You can use IdentityFile and IdentitiesOnly, even with gnupg-provided identities.

  • If you have the card present, export the public key from your agent:

    $ ssh-add -L | grep "cardno:.*789$" | tee ~/.ssh/smartcard.pub
    ssh-rsa AAAA[..]== cardno:023456000789
  • If you do not, but remember which key it is associated with, export from gnupg:

    $ gpg2 --export-ssh-key [email protected] | tee ~/.ssh/smartcard.pub
    ssh-rsa AAAA[..]== openpgp:0xDEADBEEF

Then tell ssh to use that export to identify the correct key:

Host *.host.example
    IdentityFile ~/.ssh/smartcard.pub
    IdentitiesOnly yes
    PasswordAuthentication no
    PubkeyAuthentication yes

Which gives you exactly one login attempt as expected when the correct smart card is detected by gnupg:

$ ssh -v smart.host.example
debug1: Next authentication method: publickey
debug1: Offering public key: /home/home/.ssh/smartcard.pub RSA SHA256:a1337[..] explicit

Unfortunately, you get rather unhelpful output whenever you forget to insert the card, as the gnupg ssh agent will not ask to insert the correct card like the gpg agent does. This is annoying, but will not impact your actual use.


man ssh_config says about IdentityFile:

Additionally, any identities represented by the authentication agent will be used for authentication.

So it you set IdentityFile /dev/null, that one authentication will fail, then ssh will proceed to trying keys in your agent.

  • I thought this had worked but then when I tried a second time, I got the message Load key "/dev/null": invalid format followed by the same permission denied error. It looks like the issue may be the IdentitiesOnly setting in my ~/.ssh/config, when I remove that it works.
    – Mike D
    Apr 10, 2018 at 14:22
  • The man page has this really unclear statement: "IdentityFile may be used in conjunction with IdentitiesOnly to select which identities in an agent are offered during authentication." No idea how that's supposed to work. Apr 10, 2018 at 15:51

If your key is stored on some sort of pkcs11 capable hardware such as a smart card you can use ssh directly to access it.


 -I pkcs11
         Specify the PKCS#11 shared library ssh should use to communicate with a PKCS#11 token providing the user's private RSA key.

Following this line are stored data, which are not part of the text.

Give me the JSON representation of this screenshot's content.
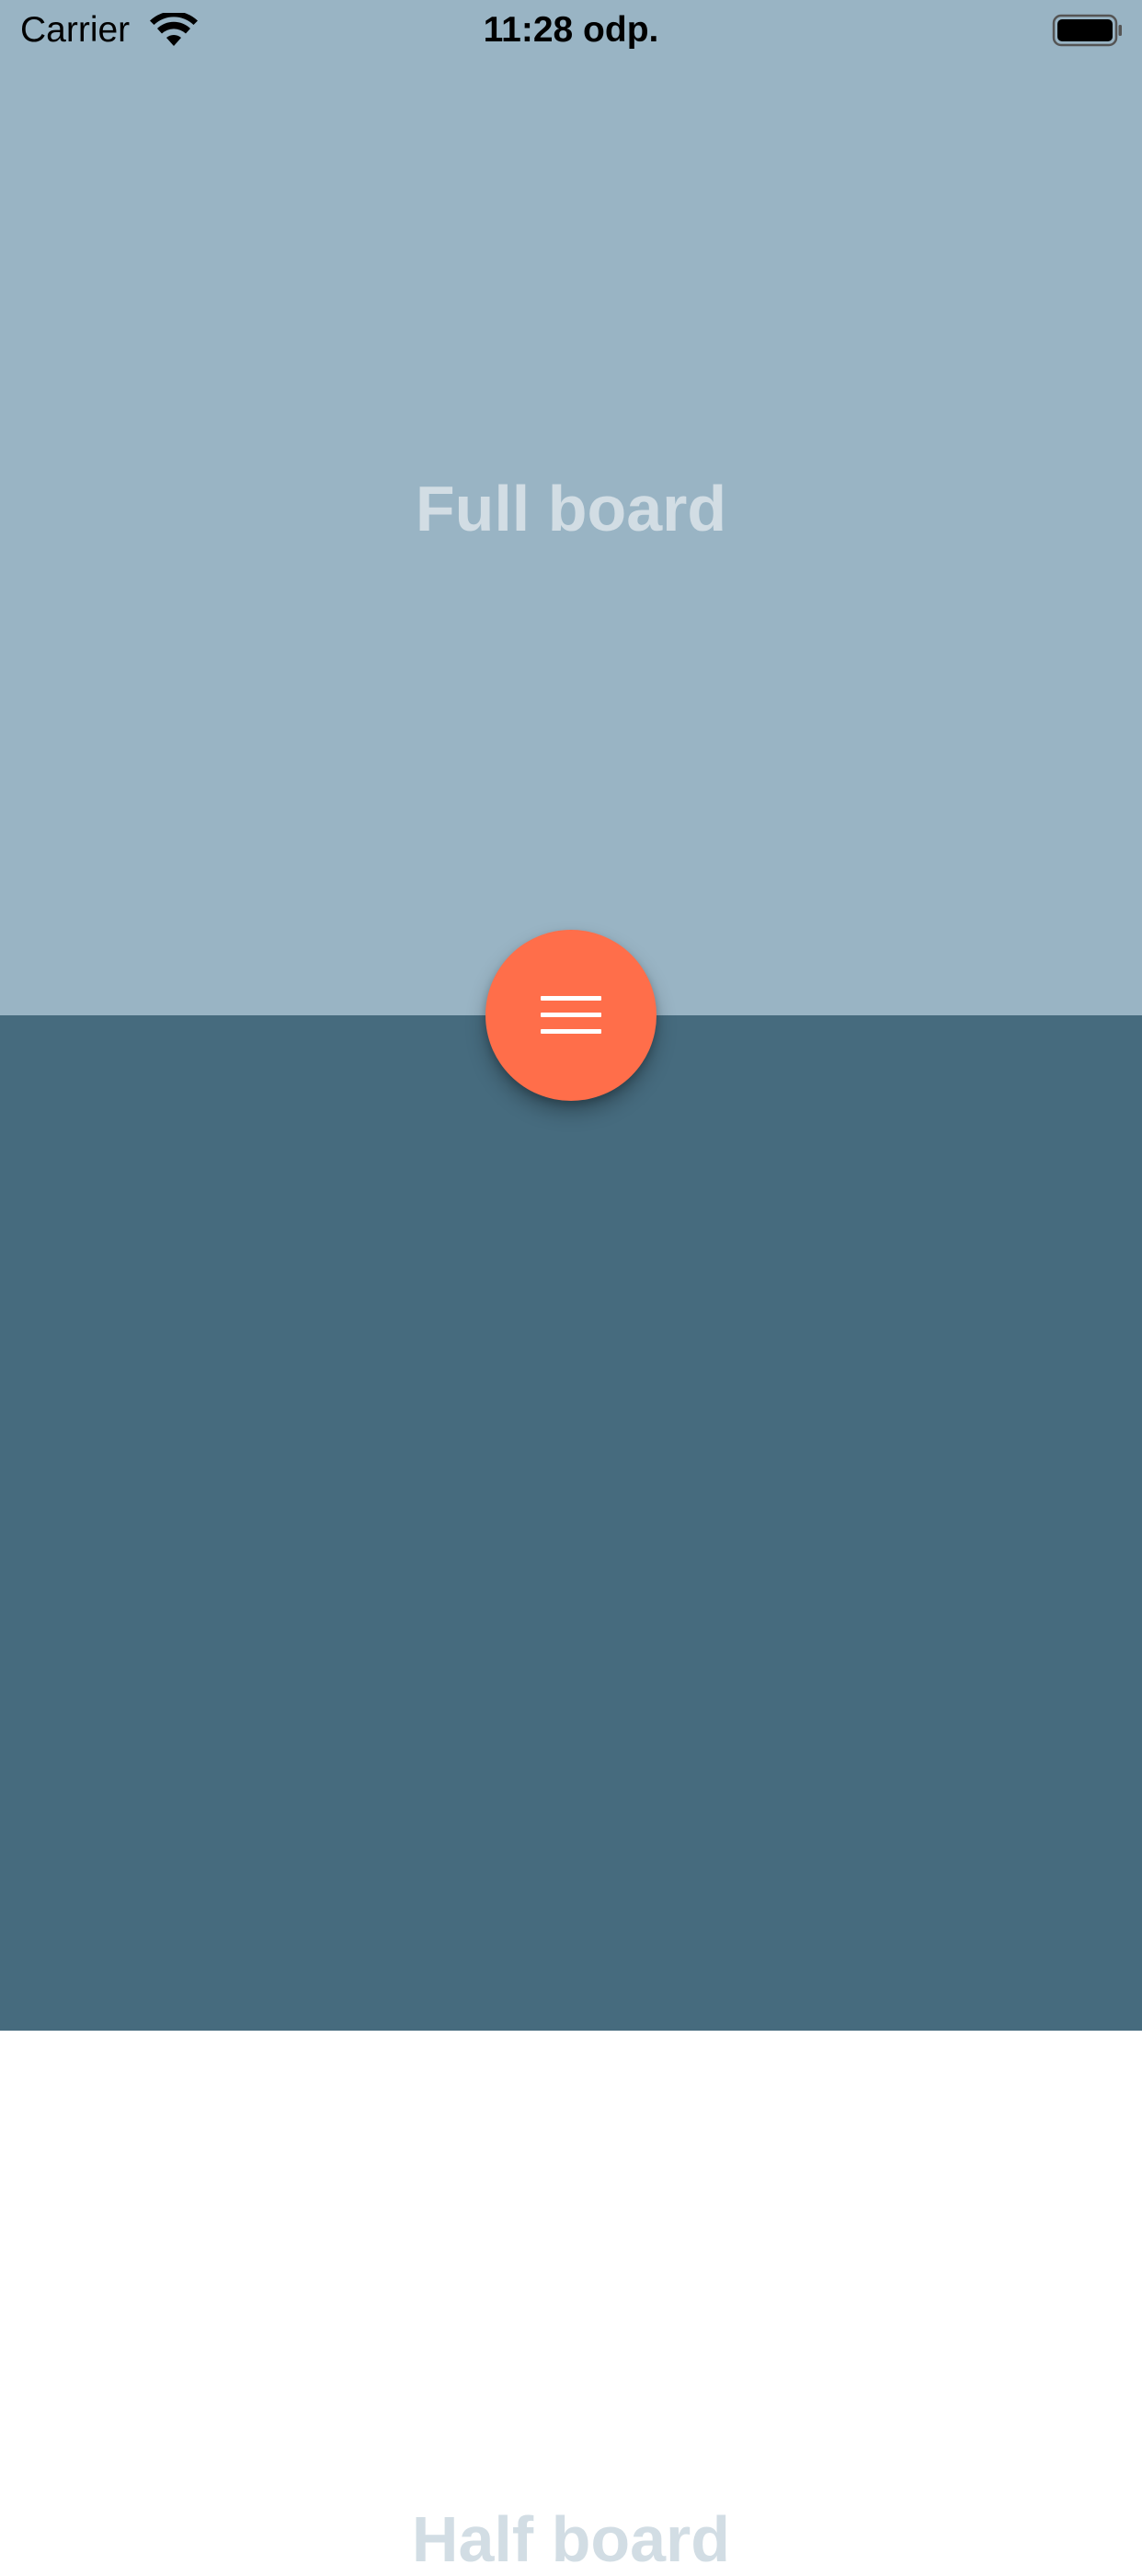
{
  "status_bar": {
    "carrier": "Carrier",
    "time": "11:28 odp.",
    "wifi_icon": "wifi-icon",
    "battery_icon": "battery-icon"
  },
  "boards": {
    "full_board_label": "Full board",
    "half_board_label": "Half board"
  },
  "fab": {
    "icon": "menu-icon"
  },
  "colors": {
    "full_board_bg": "#99b4c4",
    "half_board_bg": "#466b7e",
    "label_text": "#d2dde4",
    "fab_accent": "#ff6e4a"
  }
}
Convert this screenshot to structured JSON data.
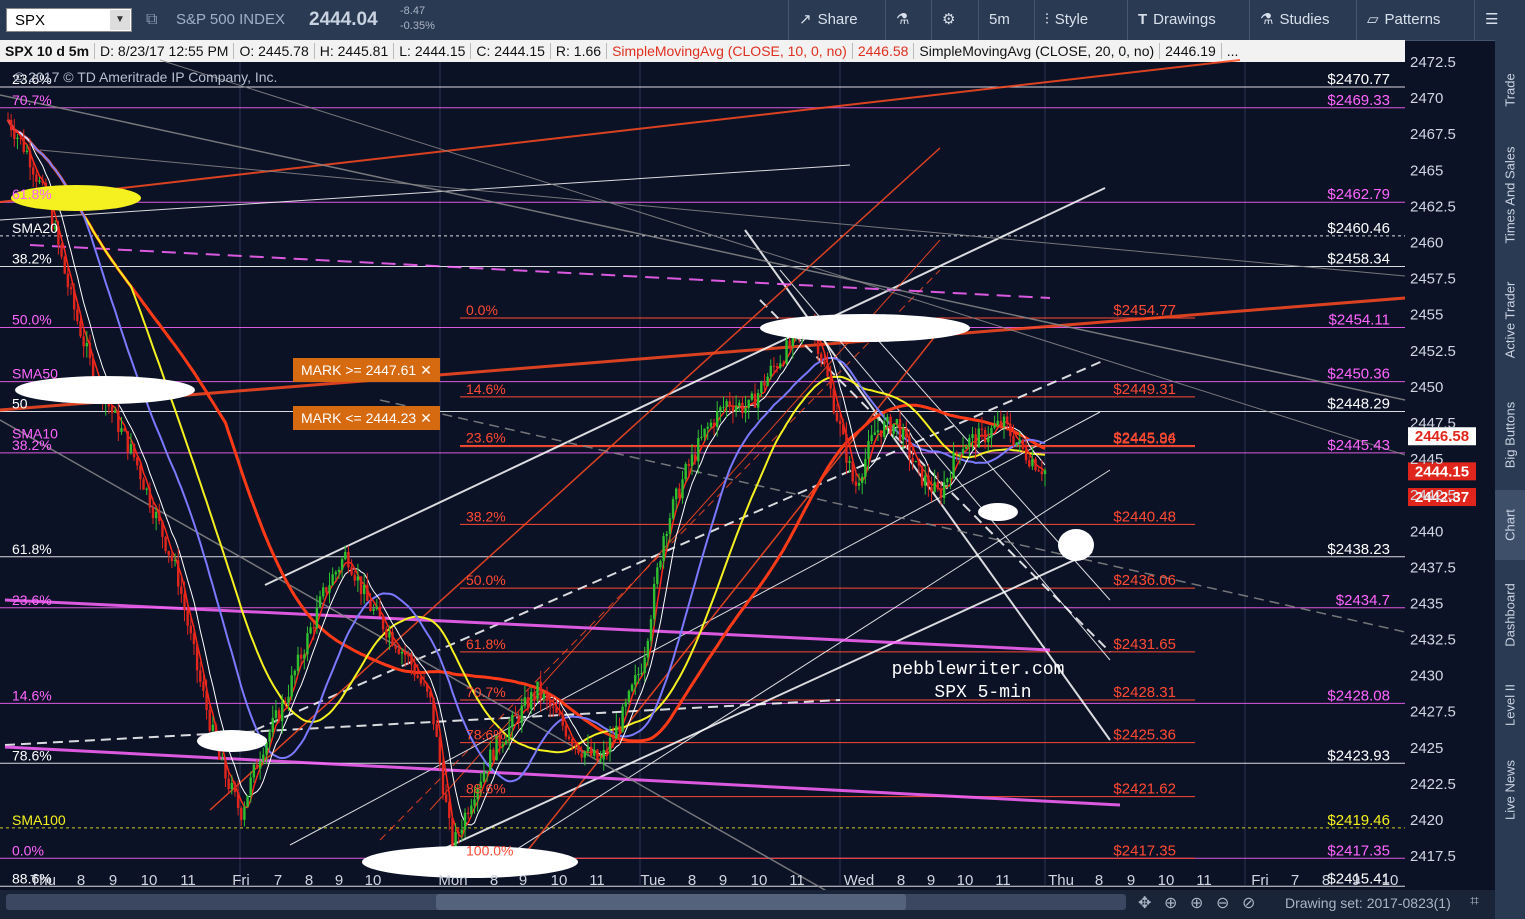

So you can use use ssh -I /path/to/opensc-pkcs11.so where opensc-pkcs11.so is your smart card library.


If you want to use a ssh-agent you can also add smart card backed keys to it using ssh-add -s /path/to/opensc-pkcs11.so


And finally if you want to use the config file so specify a PKCS11 device you can use PKCS11Provider

         Specifies which PKCS#11 provider to use.  The argument to this keyword is the PKCS#11 shared library ssh(1) should use to communi-
         cate with a PKCS#11 token providing the user's private RSA key.